FRANCE-MARSEILLE : COMPAGNIE RASSEGNA, la parenté en musique entre toutes nos Histoires

COMPAGNIE RASSEGNA, Il sole non si muove, Buda Musique

Voilà un projet très original, et très convaincant, de la Compagnie Rassegna, et qui prouve, une fois de plus, à quel point Marseille est désormais un véritable creuset musical en France, laboratoire de recherches et de créations autour des musiques du monde entier, parce que l’ADN même de la ville lui confère, depuis plus de 2.000 ans, cette curiosité vers l’autre et l’ailleurs, fruit des mélanges et métissages.

Autour du guitariste Bruno Allary, divers musiciens et choristes  – Mireille Colignon à la viole de gambe, Isabelle Courroy aux flûtes kaval, Carine Lotta, Sylvie Paz et Carina Salvado au chant (très belles voix féminines), Fouad Didi au ‘oud, et Philippe Guiraud à la basse – redonnent vie au répertoire européen du XVI° siècle, quand l’Angleterre et l’Italie, et l’Europe entière, conversaient en peinture, en musique, à une époque où la Provence était au coeur d’une région alors en pleine essor économique, avec le commerce maritime des nations européennes avec l’Orient, proche et lointain…

Les mélodies mélancoliques de John Dowland, qui plaçait le luth, fils direct du ‘oud arabe, au coeur de sa musique, croisent ainsi celles de son contemporain italien Bartolomeo Tromboncino ; une romance espagnole anonyme du même siècle répond à une chanson arabo-andalouse accompagnée au ‘oud et chantée en arabe ; et une danse arménienne croise une chanson portugaise, qui était aussi chantée en Espagne…

Le cousinage de ces univers musicaux venus de pays très divers, et que l’on croirait très étrangers les uns aux autres – comme l’Angleterre et l’Italie ou l’Angleterre et l’Espagne – s’entend ici simplement à l’oreille : cousinage de rythmes – ces rythmes lents des musiques de la Renaissance, quand la marche, forcément lente, était le principal outil de locomotion sur les routes ; cousinage des paroles et thématiques aussi, car la plupart des textes sont des chansons d’amour désespéré, et nous parlent de larmes, de lune, de rose, de nuits, d’espoir aussi heureusement, vocables et thèmes toujours chers à la chanson arabe ou hispanique, mais larmes qui ont quasiment disparu des traditions chantées populaires dans une Europe du Nord devenue prospère et matérialiste désormais…
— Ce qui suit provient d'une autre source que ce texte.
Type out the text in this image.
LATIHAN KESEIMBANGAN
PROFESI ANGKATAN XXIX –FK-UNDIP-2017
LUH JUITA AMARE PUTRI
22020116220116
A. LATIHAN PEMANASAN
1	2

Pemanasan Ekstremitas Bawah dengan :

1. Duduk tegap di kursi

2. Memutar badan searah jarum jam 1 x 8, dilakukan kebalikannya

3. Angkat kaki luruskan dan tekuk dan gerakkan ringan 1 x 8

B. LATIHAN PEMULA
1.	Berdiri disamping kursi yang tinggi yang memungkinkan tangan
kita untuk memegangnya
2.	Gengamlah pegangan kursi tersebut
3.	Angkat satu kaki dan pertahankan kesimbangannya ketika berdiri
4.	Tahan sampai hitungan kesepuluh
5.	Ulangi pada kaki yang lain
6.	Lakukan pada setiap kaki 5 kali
« Tout est mêlé, rien de pur entre nos mains » : cette citation du philosophe Pierre Charron (1541-1603), disciple et ami de Montaigne, et dont certains ouvrages furent censurés car il prêchait la tolérance religieuse en un siècle de guerres de religions et de fanatisme, ouvre le livret. L’une des plus belles démonstrations de notre héritage commun, musicalement, littérairement, et philosophiquement, se trouve ici condensé en une belle heure de musique. Chapeau bas, pour cette leçon d’Histoire, à la Compagnie Rassegna !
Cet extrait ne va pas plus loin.